Perkawinan adalah ikatan lahir batin antara seorang pria dan seorang wanita sebagai suami istri dengan tujuan membentuk keluarga atau rumah tangga yang bahagia dan kekal berdasarkan KeTuhanan Yang Maha Esa. Perkawinan adat Indonesia terbagi atas tiga kelompok: Pertama, perkawinan adat berdasarkan masyarakat kebapakan (patrilinial). Kedua, perkawinan adat berdasarkan masyarakat keibuan (matrilial). Ketiga, perkawinan adat berdasarkan masyarakat keibu-bapakan (parental).
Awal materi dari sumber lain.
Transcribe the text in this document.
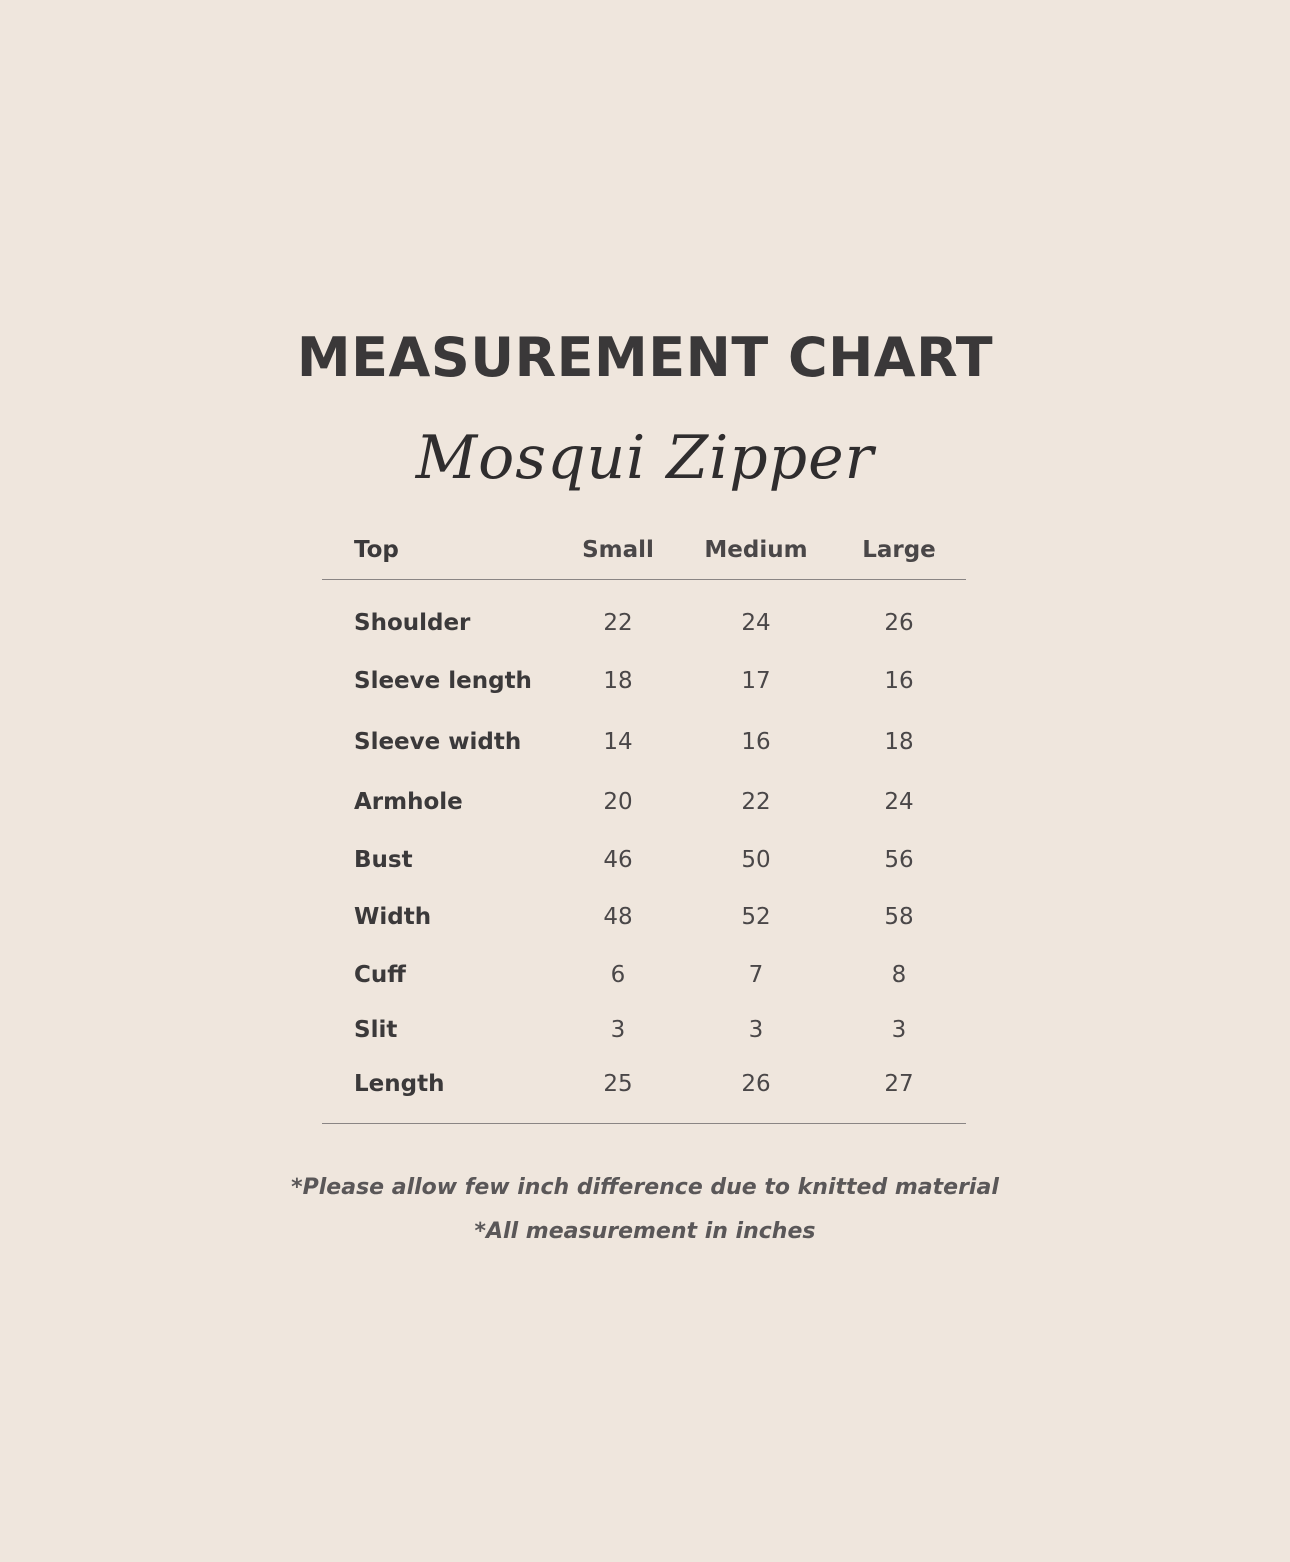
MEASUREMENT CHART
Mosqui Zipper
Top	Small	Medium	Large
Shoulder	22	24	26
Sleeve length	18	17	16
Sleeve width	14	16	18
Armhole	20	22	24
Bust	46	50	56
Width	48	52	58
Cuff	6	7	8
Slit	3	3	3
Length	25	26	27
*Please allow few inch difference due to knitted material
*All measurement in inches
Dalam suku Batak Mandailing itu sendiri menganut sistem kekerabatan berdasarkan garis keturunan bapak (patrilineal) secara turun temurun pihak bapak menjadi satu kelompok. Marga adalah nama pertanda dari keluarga mana seseorang tersebut berasal. Di Indonesia mengenai ketentuan perkawinan diatur dalam undang-undang No 1 tahun 1974 tentang perkawinan. Dalam hal larangan perkawinan diatur dalam Bab II pasal 8 sampai pasal 11. Namun lain halnya di adat batak Mandaling, dalam perkawinana mandailing melarangan nikah semarga, hal tersebut dinilai tidak sejalan dengan ketentuan perundang-undangan.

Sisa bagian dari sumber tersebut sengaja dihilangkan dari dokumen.